28:57 KW: So I don't know. That experiment really resonated with me.
29:01 HH: Having much less actually gives you a lot of freedom. I always tell my younger employees this. There was a certain moment where I could've upgraded my apartment with my salary and I live in this dumpy building in the East Village and my apartment is nothing to be like, "Woah," about. But with that lower rent, I had less shackles on me and it was a lot easier for me to then go travel the way I traveled. It was a lot easier for me to start the company because I didn't have this big thing hanging over me. And the stuff not only is it just clogging up the world to your point, which is disgusting in its own right, but I also think it clogs up our freedom and our clarity and if you can just say, "I don't have to chase after the latest cut of jacket this season."
29:53 HH: Think about that energy and what you can do with that energy and it's not that I want to look bad. I think I look pretty good day to day. It's not that. It's just if I can find a couple of pieces that are great and then I don't have to think about it anymore, there's so many other amazing things that we can do with that. I always think about... Not to wax on for too long. I always think about how much time I've wasted in obsessing over bad relationships in my life. Like my past boyfriends. [chuckle] And I keep thinking, "Oh my god, if when I was younger, I just would've spent a fourth of that energy working on a business, or trying to solve world peace, I don't think that the second Iraq War would've happened." You know what I mean?

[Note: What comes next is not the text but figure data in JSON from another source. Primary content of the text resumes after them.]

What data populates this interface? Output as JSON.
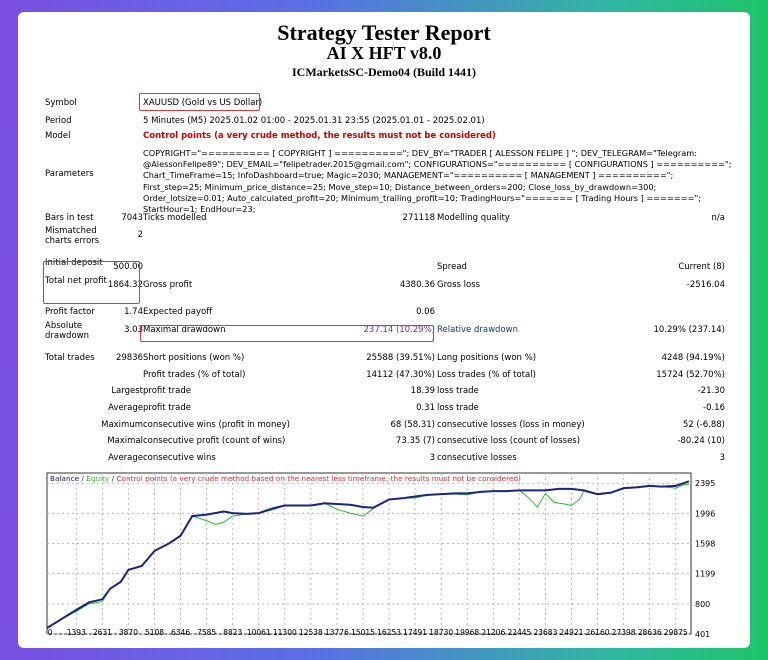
{
  "header": {
    "title": "Strategy Tester Report",
    "ea_name": "AI X HFT v8.0",
    "server": "ICMarketsSC-Demo04 (Build 1441)"
  },
  "info": {
    "symbol_label": "Symbol",
    "symbol": "XAUUSD (Gold vs US Dollar)",
    "period_label": "Period",
    "period": "5 Minutes (M5) 2025.01.02 01:00 - 2025.01.31 23:55 (2025.01.01 - 2025.02.01)",
    "model_label": "Model",
    "model": "Control points (a very crude method, the results must not be considered)",
    "parameters_label": "Parameters",
    "parameters": "COPYRIGHT=\"========== [ COPYRIGHT ] ==========\"; DEV_BY=\"TRADER [ ALESSON FELIPE ] \"; DEV_TELEGRAM=\"Telegram: @AlessonFelipe89\"; DEV_EMAIL=\"felipetrader.2015@gmail.com\"; CONFIGURATIONS=\"========== [ CONFIGURATIONS ] ==========\"; Chart_TimeFrame=15; InfoDashboard=true; Magic=2030; MANAGEMENT=\"========== [ MANAGEMENT ] ==========\"; First_step=25; Minimum_price_distance=25; Move_step=10; Distance_between_orders=200; Close_loss_by_drawdown=300; Order_lotsize=0.01; Auto_calculated_profit=20; Minimum_trailing_profit=10; TradingHours=\"======= [ Trading Hours ] =======\"; StartHour=1; EndHour=23;"
  },
  "stats": [
    [
      "Bars in test",
      "7043",
      "Ticks modelled",
      "271118",
      "Modelling quality",
      "n/a"
    ],
    [
      "Mismatched charts errors",
      "2",
      "",
      "",
      "",
      ""
    ],
    [
      "Initial deposit",
      "500.00",
      "",
      "",
      "Spread",
      "Current (8)"
    ],
    [
      "Total net profit",
      "1864.32",
      "Gross profit",
      "4380.36",
      "Gross loss",
      "-2516.04"
    ],
    [
      "Profit factor",
      "1.74",
      "Expected payoff",
      "0.06",
      "",
      ""
    ],
    [
      "Absolute drawdown",
      "3.03",
      "Maximal drawdown",
      "237.14 (10.29%)",
      "Relative drawdown",
      "10.29% (237.14)"
    ],
    [
      "Total trades",
      "29836",
      "Short positions (won %)",
      "25588 (39.51%)",
      "Long positions (won %)",
      "4248 (94.19%)"
    ],
    [
      "",
      "",
      "Profit trades (% of total)",
      "14112 (47.30%)",
      "Loss trades (% of total)",
      "15724 (52.70%)"
    ],
    [
      "",
      "Largest",
      "profit trade",
      "18.39",
      "loss trade",
      "-21.30"
    ],
    [
      "",
      "Average",
      "profit trade",
      "0.31",
      "loss trade",
      "-0.16"
    ],
    [
      "",
      "Maximum",
      "consecutive wins (profit in money)",
      "68 (58.31)",
      "consecutive losses (loss in money)",
      "52 (-6.88)"
    ],
    [
      "",
      "Maximal",
      "consecutive profit (count of wins)",
      "73.35 (7)",
      "consecutive loss (count of losses)",
      "-80.24 (10)"
    ],
    [
      "",
      "Average",
      "consecutive wins",
      "3",
      "consecutive losses",
      "3"
    ]
  ],
  "chart_data": {
    "type": "line",
    "legend": {
      "balance": "Balance",
      "sep1": " / ",
      "equity": "Equity",
      "sep2": " / ",
      "control": "Control points (a very crude method based on the nearest less timeframe, the results must not be considered)"
    },
    "x_ticks": [
      "0",
      "1393",
      "2631",
      "3870",
      "5108",
      "6346",
      "7585",
      "8823",
      "10061",
      "11300",
      "12538",
      "13776",
      "15015",
      "16253",
      "17491",
      "18730",
      "19968",
      "21206",
      "22445",
      "23683",
      "24921",
      "26160",
      "27398",
      "28636",
      "29875"
    ],
    "y_ticks": [
      "2395",
      "1996",
      "1598",
      "1199",
      "800",
      "401"
    ],
    "xlim": [
      0,
      30600
    ],
    "ylim": [
      401,
      2530
    ],
    "colors": {
      "balance": "#1a237e",
      "equity": "#2eb82e",
      "control": "#e03030"
    },
    "series": [
      {
        "name": "Balance",
        "x": [
          0,
          700,
          1393,
          2000,
          2631,
          3000,
          3500,
          3870,
          4500,
          5108,
          5800,
          6346,
          6900,
          7585,
          8400,
          8823,
          9500,
          10061,
          10700,
          11300,
          12000,
          12538,
          13200,
          13776,
          14400,
          15015,
          15500,
          16253,
          17000,
          17491,
          18100,
          18730,
          19400,
          19968,
          20600,
          21206,
          21800,
          22445,
          23000,
          23683,
          24300,
          24921,
          25500,
          26160,
          26800,
          27398,
          28000,
          28636,
          29200,
          29875,
          30300,
          30500
        ],
        "y": [
          480,
          600,
          720,
          820,
          860,
          1000,
          1090,
          1250,
          1300,
          1500,
          1600,
          1700,
          1960,
          1980,
          2020,
          2000,
          1990,
          2000,
          2060,
          2100,
          2100,
          2100,
          2130,
          2120,
          2110,
          2080,
          2070,
          2180,
          2200,
          2220,
          2240,
          2250,
          2260,
          2260,
          2280,
          2290,
          2290,
          2300,
          2300,
          2300,
          2320,
          2320,
          2300,
          2250,
          2270,
          2330,
          2340,
          2360,
          2350,
          2360,
          2400,
          2420
        ]
      },
      {
        "name": "Equity",
        "x": [
          0,
          700,
          1393,
          2000,
          2631,
          3000,
          3500,
          3870,
          4500,
          5108,
          5800,
          6346,
          6900,
          7585,
          8000,
          8400,
          8823,
          9500,
          10061,
          10700,
          11300,
          12000,
          12538,
          13200,
          13776,
          14400,
          15015,
          15500,
          16253,
          17000,
          17491,
          18100,
          18730,
          19400,
          19968,
          20600,
          21206,
          21800,
          22445,
          22900,
          23300,
          23683,
          24100,
          24600,
          24921,
          25300,
          25500,
          26160,
          26800,
          27398,
          28000,
          28636,
          29200,
          29875,
          30300,
          30500
        ],
        "y": [
          480,
          600,
          700,
          800,
          830,
          1000,
          1090,
          1250,
          1300,
          1500,
          1600,
          1700,
          1960,
          1900,
          1850,
          1880,
          1960,
          1990,
          2000,
          2040,
          2100,
          2100,
          2100,
          2130,
          2050,
          2000,
          1960,
          2060,
          2180,
          2200,
          2200,
          2240,
          2250,
          2250,
          2240,
          2280,
          2290,
          2290,
          2300,
          2200,
          2080,
          2260,
          2140,
          2120,
          2100,
          2180,
          2290,
          2250,
          2270,
          2330,
          2340,
          2360,
          2350,
          2330,
          2380,
          2380
        ]
      }
    ]
  }
}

30:33 RG: It's just like there is so much energy expended in stuff, and I think culture conditions us as women, that we're suppose to care so much about that relationship we're in. And we're suppose to care so much about the home that we live in, and the clothes that we have on us. And it's not that I think we should all just regress and be anti-social trolls. But I do think that there is this idea of keeping up as a woman that actually gets in the way of us going out and doing powerful things in the world because of the amount of energy it takes to keep up. And if that makes you happy, great. But I can't tell you how many women through Six Items or Less, through talking to other entrepreneurs, through working with younger women, who are so frustrated by the amount of energy that they're spending on something that they don't actually really care about. And what if you could take that energy and put it towards things that you really care about? That would be amazing.
31:25 KW: Yes, it would. Well, thank you.
31:26 HH: Thank you.
31:27 KW: Thank you so much for joining us today.
31:28 HH: Thanks for having us. It was so fun.